La burbuja gastro española lleva camino
de convertirnos, si no en omnívoros en cuchiflitívoros, catadores de culinicaprichos,
probadores errantes de genialidades ociosas del gusto, retorcidas delicatessen y
pijotás varias para desganados; decadencias propias de esta nueva belle èpoque
granhermanista de barba impostada y vintage forzado para maridar el no tener un
duro con la aventura de tener que vivir a la moda que impone el sálvese quién pueda
de la crisis final, y paleto el último.
Lo cual arroja, temporada tras
temporada, a las playas del comistrajerío de esta nueva gran subclase
mendicante general, tal cosecha de enteraos de la comida, paladares cursis,
tontos de pituitaria y probadores de fiascos, que, digámoslo pronto, han
formado tal témpura de gilis gustativos, o lo que se dice morrifinos
sobrevenidos, que no hay abuelas para dar abasto a tanto abanto de cocina como
brota.
Son tantos los programas, libros, concursos, reportajes, videos, horas
dedicadas a la ilustración del cocinicas, tantos los consejistas, tal el
sinnúmero de listos de papila, científicos de la ingesta, dietistas y pensadores
dedicados a ocupar al aspirante a empaparse bien de su alimentación no menos de
varias horas al día –muchas más de las que emplea en tragar y cocinar–, que el
asunto, más que una fenomenología del gusto, raya más bien en la del mal gusto.

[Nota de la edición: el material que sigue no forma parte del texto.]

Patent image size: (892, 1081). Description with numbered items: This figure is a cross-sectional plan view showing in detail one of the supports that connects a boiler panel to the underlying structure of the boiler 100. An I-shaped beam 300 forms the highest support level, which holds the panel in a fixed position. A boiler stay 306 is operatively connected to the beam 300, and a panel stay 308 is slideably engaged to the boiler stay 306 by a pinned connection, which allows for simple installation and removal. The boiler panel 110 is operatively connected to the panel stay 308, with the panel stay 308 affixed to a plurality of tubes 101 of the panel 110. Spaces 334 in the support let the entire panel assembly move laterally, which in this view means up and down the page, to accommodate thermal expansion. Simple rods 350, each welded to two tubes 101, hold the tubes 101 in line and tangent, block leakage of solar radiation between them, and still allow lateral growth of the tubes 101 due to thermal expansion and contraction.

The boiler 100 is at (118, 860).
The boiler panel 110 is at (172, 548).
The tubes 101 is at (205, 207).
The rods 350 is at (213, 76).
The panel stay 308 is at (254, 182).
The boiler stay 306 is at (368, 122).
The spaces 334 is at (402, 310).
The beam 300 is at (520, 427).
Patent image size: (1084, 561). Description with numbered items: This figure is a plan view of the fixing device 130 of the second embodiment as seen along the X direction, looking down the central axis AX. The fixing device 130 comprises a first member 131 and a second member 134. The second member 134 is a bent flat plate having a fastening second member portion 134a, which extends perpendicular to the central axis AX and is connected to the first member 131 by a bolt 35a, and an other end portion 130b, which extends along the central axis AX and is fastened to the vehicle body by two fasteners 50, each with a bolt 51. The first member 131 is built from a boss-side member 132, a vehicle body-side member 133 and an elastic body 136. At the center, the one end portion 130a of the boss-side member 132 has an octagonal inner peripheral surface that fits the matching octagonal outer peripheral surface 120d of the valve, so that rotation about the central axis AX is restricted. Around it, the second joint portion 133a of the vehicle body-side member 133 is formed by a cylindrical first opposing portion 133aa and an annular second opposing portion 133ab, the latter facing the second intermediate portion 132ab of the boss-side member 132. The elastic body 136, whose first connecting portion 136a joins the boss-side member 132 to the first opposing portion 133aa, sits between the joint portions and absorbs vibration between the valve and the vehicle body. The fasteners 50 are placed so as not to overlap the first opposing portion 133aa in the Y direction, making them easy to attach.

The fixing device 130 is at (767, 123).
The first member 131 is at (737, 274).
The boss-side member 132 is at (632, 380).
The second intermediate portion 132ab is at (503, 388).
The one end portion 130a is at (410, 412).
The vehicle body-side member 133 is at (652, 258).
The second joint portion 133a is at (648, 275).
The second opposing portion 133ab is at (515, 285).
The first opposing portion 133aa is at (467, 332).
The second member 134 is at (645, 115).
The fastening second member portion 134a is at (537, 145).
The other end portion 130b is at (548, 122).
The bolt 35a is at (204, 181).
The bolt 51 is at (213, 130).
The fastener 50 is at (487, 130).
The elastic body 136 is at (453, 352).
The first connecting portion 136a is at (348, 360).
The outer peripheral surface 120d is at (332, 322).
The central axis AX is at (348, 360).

Y aunque en realidad se trate, como diría un castizo, de probarlo todo con tal
de no hacer de comer, hoy día, si no estás un poco al tanto de las últimas
tendencias, si no dejas caer que eres un comidista, al menos de afición, que es
como ser rojo en los setenta, y tan imprescindible como saber algo de fútbol en
aquella época para hacer autostop, es que no te comes nada, pero nada. Bueno,
si acaso algún cuchiflito sin fuste ni fundamento.
Así es que lo mejor es
declararse foodie cuanto antes, esa democratización fervorosa avant la léttre
(o sea antes de haber comido) del gourmand más elitista, puesto, diletante y
bonvivant. Y mejor antes de saber el menú. Si no, ni en los entrantes podrás desplegar con credibilidad los finos análisis
de fenomenología del hambre –y de la saciedad (dicho en anglosajón)– propios de
tu encomienda. Que de eso se trata. Aunque yo sea más del Eclesiastés: que sí,
aquí hemos venido a comer, pero también para beber y lo otro. Que te hinchas, y
luego el dios que te menea.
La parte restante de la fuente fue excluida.